Im Gegenteil: Sie betonen, dass die mächtigen Händler ja mittlerweile selbst Werke für Fleisch- und Wurstwaren aufgebaut hätten. Mit denen sie den traditionellen Herstellern Mengen in den eigenen Regalen wegnehmen. Was wiederum zur Folge hat, dass diese ihre Werke nicht mehr auslasten können und in Schieflage geraten - wie eben TFB.
Der Hintergrund zum TFB-Deal: Darum darf das Versmolder Unternehmen übernommen werden
Die Macht in dieser neuen Welt, sie liegt also längst bei Lidl, Edeka, Kaufland und Co. Und gerade Lidl spielt diese Position auch gnadenlos aus, wie aus Branchenkreisen immer wieder zu erfahren ist. Nach HK-Informationen verkaufte TFB zu Spitzenzeiten 60 Prozent seiner Erzeugnisse an die Lidl-Märkte der Schwarz-Gruppe. Und selbst im Zuge der Sanierung sank dieser Anteil nur unwesentlich.
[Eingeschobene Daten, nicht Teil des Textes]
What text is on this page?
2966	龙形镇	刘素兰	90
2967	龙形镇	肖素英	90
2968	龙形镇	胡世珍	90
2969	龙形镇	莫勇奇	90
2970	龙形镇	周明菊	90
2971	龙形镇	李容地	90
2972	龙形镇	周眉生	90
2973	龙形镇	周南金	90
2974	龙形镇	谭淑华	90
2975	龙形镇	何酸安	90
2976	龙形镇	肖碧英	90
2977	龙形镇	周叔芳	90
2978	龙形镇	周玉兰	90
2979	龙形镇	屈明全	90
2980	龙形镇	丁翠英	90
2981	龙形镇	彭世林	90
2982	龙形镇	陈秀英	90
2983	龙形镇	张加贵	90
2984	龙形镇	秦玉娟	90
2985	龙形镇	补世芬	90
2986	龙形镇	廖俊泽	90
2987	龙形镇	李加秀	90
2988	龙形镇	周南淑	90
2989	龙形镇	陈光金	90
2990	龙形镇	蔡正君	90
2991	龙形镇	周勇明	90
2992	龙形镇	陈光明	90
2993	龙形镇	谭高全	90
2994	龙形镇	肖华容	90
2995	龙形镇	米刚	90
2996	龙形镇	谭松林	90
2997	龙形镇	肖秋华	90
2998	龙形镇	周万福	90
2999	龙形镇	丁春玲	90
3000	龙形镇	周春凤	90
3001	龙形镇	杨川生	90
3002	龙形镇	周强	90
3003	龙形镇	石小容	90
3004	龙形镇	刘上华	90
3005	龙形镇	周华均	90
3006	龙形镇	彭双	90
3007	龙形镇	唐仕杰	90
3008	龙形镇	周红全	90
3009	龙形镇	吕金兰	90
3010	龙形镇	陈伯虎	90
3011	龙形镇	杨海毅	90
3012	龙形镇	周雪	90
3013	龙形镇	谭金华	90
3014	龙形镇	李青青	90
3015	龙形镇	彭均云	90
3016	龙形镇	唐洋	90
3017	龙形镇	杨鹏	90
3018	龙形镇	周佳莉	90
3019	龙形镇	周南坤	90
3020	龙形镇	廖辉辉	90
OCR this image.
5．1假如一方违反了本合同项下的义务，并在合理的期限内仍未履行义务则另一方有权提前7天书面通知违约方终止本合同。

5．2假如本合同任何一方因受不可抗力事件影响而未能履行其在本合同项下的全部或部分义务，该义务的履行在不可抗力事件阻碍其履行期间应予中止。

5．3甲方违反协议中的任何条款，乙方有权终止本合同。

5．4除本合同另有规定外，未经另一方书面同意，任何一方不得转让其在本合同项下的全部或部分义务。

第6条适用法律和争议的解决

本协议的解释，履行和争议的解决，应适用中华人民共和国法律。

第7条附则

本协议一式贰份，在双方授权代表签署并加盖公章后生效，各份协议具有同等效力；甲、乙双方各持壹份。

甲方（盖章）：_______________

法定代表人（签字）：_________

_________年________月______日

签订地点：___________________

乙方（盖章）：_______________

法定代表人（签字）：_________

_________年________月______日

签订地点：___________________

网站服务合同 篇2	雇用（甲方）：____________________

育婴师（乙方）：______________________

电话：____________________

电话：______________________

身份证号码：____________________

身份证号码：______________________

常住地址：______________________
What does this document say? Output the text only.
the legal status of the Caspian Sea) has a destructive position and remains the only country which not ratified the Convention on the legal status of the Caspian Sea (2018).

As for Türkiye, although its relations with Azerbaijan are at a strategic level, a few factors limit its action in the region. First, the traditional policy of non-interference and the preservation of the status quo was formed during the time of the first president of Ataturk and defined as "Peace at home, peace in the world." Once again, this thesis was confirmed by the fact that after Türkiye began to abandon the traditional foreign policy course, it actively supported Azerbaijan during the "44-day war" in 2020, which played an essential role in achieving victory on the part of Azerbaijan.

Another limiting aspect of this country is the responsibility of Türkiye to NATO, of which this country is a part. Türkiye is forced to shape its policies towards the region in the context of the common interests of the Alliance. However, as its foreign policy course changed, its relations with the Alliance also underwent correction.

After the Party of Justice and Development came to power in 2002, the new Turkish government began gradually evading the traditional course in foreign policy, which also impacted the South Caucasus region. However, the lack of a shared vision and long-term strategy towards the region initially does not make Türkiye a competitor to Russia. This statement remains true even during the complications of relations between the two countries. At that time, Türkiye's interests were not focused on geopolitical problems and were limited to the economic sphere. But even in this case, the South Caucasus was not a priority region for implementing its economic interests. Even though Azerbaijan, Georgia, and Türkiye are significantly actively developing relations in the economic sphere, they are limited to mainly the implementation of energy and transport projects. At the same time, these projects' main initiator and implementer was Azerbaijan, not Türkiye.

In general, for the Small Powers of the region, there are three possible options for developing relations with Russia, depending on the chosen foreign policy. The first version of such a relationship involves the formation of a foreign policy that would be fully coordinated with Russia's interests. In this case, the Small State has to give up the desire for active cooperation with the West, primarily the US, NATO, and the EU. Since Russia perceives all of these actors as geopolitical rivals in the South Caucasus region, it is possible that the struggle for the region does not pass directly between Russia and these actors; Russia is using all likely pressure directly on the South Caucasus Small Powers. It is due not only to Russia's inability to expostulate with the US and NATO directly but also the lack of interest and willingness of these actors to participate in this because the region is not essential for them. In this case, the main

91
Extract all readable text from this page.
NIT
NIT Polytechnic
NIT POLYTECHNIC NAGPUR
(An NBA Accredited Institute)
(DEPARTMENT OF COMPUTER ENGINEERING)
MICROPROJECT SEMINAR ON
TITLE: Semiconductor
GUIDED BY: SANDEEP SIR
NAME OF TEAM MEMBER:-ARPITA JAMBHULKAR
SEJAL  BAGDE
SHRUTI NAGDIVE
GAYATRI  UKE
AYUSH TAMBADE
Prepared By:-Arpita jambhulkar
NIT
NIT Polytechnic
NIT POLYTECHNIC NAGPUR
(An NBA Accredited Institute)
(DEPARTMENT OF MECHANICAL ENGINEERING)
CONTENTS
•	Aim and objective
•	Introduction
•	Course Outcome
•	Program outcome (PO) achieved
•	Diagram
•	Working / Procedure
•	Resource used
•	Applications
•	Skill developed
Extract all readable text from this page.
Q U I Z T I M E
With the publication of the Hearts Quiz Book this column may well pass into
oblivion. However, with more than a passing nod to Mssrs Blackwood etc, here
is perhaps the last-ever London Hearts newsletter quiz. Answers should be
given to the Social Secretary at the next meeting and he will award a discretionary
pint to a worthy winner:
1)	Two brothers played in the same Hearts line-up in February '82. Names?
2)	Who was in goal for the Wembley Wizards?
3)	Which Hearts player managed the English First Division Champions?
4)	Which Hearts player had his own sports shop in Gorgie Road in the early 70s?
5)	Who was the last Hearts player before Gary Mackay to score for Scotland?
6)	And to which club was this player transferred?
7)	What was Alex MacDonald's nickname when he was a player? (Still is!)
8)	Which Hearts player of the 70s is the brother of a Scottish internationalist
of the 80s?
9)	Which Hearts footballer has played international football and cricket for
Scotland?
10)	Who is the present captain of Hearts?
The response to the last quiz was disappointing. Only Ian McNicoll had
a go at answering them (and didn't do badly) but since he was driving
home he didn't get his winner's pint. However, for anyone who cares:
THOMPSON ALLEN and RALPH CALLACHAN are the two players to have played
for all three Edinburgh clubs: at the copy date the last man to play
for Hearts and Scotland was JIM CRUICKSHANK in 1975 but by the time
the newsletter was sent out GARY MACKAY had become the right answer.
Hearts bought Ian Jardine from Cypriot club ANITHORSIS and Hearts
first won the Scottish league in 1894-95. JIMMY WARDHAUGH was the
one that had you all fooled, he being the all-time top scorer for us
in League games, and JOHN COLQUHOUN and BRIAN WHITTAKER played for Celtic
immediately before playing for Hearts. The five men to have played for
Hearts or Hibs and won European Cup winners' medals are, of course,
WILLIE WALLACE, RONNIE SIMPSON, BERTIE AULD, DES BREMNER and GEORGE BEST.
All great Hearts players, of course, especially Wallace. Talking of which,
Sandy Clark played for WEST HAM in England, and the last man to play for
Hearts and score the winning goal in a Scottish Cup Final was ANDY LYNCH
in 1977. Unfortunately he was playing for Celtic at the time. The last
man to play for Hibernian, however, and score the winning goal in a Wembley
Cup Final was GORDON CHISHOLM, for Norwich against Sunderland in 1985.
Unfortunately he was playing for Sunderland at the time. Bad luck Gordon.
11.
Was unter dem Strich totale Abhängigkeit von einem Abnehmer bedeutet.
TFB in Versmold leidet unter gewaltigem Druck durch Lidl
Lidl - und das berichten seit Jahren auch andere Manager aus der Branche - übt gewaltigen Druck auf seine Lieferanten aus, um Konditionen und Bedingungen durchzudrücken. Die Drohung, Marken auszulisten, schwingt immer mit. Für „The Family Butchers“ hätte sie angesichts dieser Mengen die Pleite bedeutet. Lidl selbst könnte in einer solchen Situation die Kapazitäten der eigenen Werke erhöhen - unter dem Strich hat der Discounter den Wursthersteller in der Hand.
Chronik einer Krise: Wie das Unternehmen Reinert sich grundlegend wandelt
Und das ist auch der Grund, warum es in Versmold und Nortrup - an den Stammsitzen des aus der Fusion von Reinert und Kemper entstandenen Konzerns TFB - so ein großes Interesse gibt, die Übernahme durch die Premium Food Group jetzt vertraglich möglichst schnell perfekt zu machen. Der angeschlagene Fleischwarenhersteller braucht den mächtigen Mehrheitseigentümer im Rücken, um in den jetzt beginnenden Verhandlungen mit Lidl und Co. zu bestehen. Denn der Handel wird weiter Druck machen.
Es scheint so, als ob der Kampf um die Perspektive von TFB und die wertvollen Industrie-Arbeitsplätze gerade erst begonnen habe. Und dafür muss sich auch die PFG wappnen - immerhin kennt sie die Kämpfe auf dem Wurstmarkt durch „zur Mühlen“ schon zu Genüge.